Mestre da brasilidade
O compositor Jards Macalé está comemorando 50 anos de carreira. Ele sintetiza algumas das experiências mais inventivas da arte brasileira em conexão com a arte internacional, nas últimas décadas. É capaz de fazer o rock de Chuck Berry virar samba. Mistura Nelson Cavaquinho e Hélio Oiticica, o Teatro de Arena e o Cinema Novo, Glauber Rocha e Nelson Pereira dos Santos, João Gilberto e Jimi Hendrix, a Bossa Nova e a Tropicália.
Em 1977, no fim da ditadura, Moreira da Silva e Jards Macalé fizeram um show em Vitória, com muito sucesso. Mas foram presos e, a certa altura, o delegado ordenou em direção a Macalé: “Tira os óculos e recolhe o homem”. A frase virou tema de um samba de breque de Macalé em parceria com Moreira.
Depois, vieram a Brasília e Macalé fez um show na Papuda. Os presidiários juntaram mesas, improvisaram um palco e adoraram. Para comemorar, fizeram uma feijoada deliciosa. Macalé levou uma terrina para Moreira, que levantou a tijela durante o espetáculo do Projeto Pixinguinha como se erguesse a taça Jules Rimet.
No começo da década de 1980, Macalé entrou em estado de depressão e decidiu se suicidar. A história está registrada no livro Pavões Misteriosos, de André Kucinski, mas Macalé havia me contado o caso em entrevistas que fiz com ele em Brasília. Com determinação inabalável, começou a telefonar para os amigos, pois queria ouvir a voz deles pela última vez. Um deles foi João Gilberto, que chamava Macalé de Macala.
João não costumava receber visitas em sua casa.

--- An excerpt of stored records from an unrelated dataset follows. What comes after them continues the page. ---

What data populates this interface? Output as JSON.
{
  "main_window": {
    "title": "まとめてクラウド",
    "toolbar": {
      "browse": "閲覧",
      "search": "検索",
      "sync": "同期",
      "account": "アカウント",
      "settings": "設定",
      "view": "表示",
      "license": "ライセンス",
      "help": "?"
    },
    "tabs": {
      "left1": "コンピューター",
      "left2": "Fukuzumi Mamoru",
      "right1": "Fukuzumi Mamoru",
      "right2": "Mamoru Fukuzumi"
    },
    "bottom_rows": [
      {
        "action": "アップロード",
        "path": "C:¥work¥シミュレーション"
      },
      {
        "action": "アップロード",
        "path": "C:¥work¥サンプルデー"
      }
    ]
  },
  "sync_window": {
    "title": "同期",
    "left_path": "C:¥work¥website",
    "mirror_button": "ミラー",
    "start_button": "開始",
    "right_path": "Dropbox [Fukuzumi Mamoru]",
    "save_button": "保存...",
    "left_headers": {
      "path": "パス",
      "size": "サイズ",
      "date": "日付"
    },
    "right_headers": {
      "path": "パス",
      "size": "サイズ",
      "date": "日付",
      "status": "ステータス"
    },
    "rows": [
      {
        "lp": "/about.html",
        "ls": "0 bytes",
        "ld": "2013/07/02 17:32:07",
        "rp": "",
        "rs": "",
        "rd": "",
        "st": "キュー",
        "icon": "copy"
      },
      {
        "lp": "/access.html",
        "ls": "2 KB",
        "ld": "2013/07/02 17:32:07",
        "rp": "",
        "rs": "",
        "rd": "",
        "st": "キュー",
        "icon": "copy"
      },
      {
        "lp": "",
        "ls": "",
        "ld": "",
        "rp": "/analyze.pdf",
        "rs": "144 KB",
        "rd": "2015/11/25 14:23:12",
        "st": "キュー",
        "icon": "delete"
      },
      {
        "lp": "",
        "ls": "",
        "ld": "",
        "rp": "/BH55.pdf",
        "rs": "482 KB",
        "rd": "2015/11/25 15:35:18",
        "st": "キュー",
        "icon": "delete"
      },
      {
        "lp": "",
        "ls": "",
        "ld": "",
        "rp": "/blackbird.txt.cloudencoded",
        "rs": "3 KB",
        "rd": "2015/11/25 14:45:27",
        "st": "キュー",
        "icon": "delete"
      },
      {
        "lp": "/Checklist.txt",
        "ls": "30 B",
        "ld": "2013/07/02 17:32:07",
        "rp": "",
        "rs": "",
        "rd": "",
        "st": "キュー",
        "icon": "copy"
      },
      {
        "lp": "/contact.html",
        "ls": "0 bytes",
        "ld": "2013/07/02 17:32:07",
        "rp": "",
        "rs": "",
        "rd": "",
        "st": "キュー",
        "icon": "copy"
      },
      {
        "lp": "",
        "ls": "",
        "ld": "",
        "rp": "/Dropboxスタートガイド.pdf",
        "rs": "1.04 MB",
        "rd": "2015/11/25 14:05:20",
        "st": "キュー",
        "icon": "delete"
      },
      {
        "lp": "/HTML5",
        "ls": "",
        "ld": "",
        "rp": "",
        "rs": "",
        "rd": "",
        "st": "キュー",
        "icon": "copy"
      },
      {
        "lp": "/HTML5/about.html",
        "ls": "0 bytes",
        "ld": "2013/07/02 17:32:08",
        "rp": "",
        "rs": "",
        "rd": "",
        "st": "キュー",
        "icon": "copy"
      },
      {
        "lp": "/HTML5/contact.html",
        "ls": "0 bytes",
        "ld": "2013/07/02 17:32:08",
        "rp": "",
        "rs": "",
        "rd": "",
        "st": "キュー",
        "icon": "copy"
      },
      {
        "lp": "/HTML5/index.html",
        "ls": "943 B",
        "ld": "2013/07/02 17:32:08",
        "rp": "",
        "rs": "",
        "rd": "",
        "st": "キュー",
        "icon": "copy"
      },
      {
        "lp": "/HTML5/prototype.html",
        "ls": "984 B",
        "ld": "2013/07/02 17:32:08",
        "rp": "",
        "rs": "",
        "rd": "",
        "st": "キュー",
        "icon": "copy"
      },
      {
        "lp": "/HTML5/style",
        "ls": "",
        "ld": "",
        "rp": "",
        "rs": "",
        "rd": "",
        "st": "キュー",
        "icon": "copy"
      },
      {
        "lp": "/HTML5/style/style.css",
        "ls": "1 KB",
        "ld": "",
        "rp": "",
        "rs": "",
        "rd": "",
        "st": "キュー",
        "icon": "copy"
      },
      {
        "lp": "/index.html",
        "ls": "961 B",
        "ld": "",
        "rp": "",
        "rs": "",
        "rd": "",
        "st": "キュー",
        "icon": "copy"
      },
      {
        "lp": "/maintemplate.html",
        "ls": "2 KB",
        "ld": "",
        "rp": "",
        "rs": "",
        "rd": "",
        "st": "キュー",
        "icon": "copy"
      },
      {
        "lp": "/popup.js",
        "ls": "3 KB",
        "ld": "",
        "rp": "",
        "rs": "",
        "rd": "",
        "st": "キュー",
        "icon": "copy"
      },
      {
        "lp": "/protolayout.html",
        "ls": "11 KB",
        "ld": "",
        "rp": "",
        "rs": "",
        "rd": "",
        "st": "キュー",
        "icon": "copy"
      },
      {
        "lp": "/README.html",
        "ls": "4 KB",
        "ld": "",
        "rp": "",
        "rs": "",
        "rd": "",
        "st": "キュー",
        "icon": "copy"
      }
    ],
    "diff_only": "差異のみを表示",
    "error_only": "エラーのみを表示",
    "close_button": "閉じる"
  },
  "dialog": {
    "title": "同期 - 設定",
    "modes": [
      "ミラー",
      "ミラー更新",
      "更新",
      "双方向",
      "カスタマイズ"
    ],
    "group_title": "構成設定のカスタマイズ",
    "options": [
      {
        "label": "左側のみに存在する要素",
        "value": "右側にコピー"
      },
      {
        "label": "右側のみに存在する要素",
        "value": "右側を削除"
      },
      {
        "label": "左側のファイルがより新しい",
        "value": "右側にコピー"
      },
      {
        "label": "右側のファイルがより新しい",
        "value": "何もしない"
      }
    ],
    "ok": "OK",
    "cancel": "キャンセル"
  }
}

Mas percebeu que Macalé estava mal e telefonou para ele: “Macala, venha urgente até o meu apartamento”. Macalé acatou e, ao chegar, João indicou que ele deitasse em uma poltrona. Em seguida, pegou o violão e começou a cantar Rancho fundo, de Ary Barroso: “No rancho fundo/De olhar triste e profundo/ Um moreno canta as mágoas/tendo os olhos rasos d’água”.
João tocou durante várias horas, Macalé caiu em sono profundo. Quando acordou no outro dia, percebeu que estava curado do desejo de morte. Que sensibilidade, que humanidade e que clarividência de João Gilberto. Neste momento de anti-Brasil, é preciso buscar inspiração e luz nos mestres da brasilidade.
Macalé é uma referência para as novas gerações. Encontrei entrevista de 1988, para o Correio, em que ele diz algo tragicamente atual: “O político que quiser fazer um projeto para o Brasil precisa conhecer todos os artistas progressistas, inventivos, íntegros. Sem respeitar esses artistas expressivos não se fará nenhum Brasil. A burrice inviabiliza o Brasil”.
No último disco, Macalé fez uma releitura de Juízo final, de Nelson Cavaquinho, que deve ser cantada como um samba em feitio de oração para os tempos em que vivemos: “O sol há de brilhar mais uma vez/A luz há de tocar os corações/Do mal será queimada a semente/O amor será eterno novamente/Quero ter olhos pra ver/A maldade desaparecer”.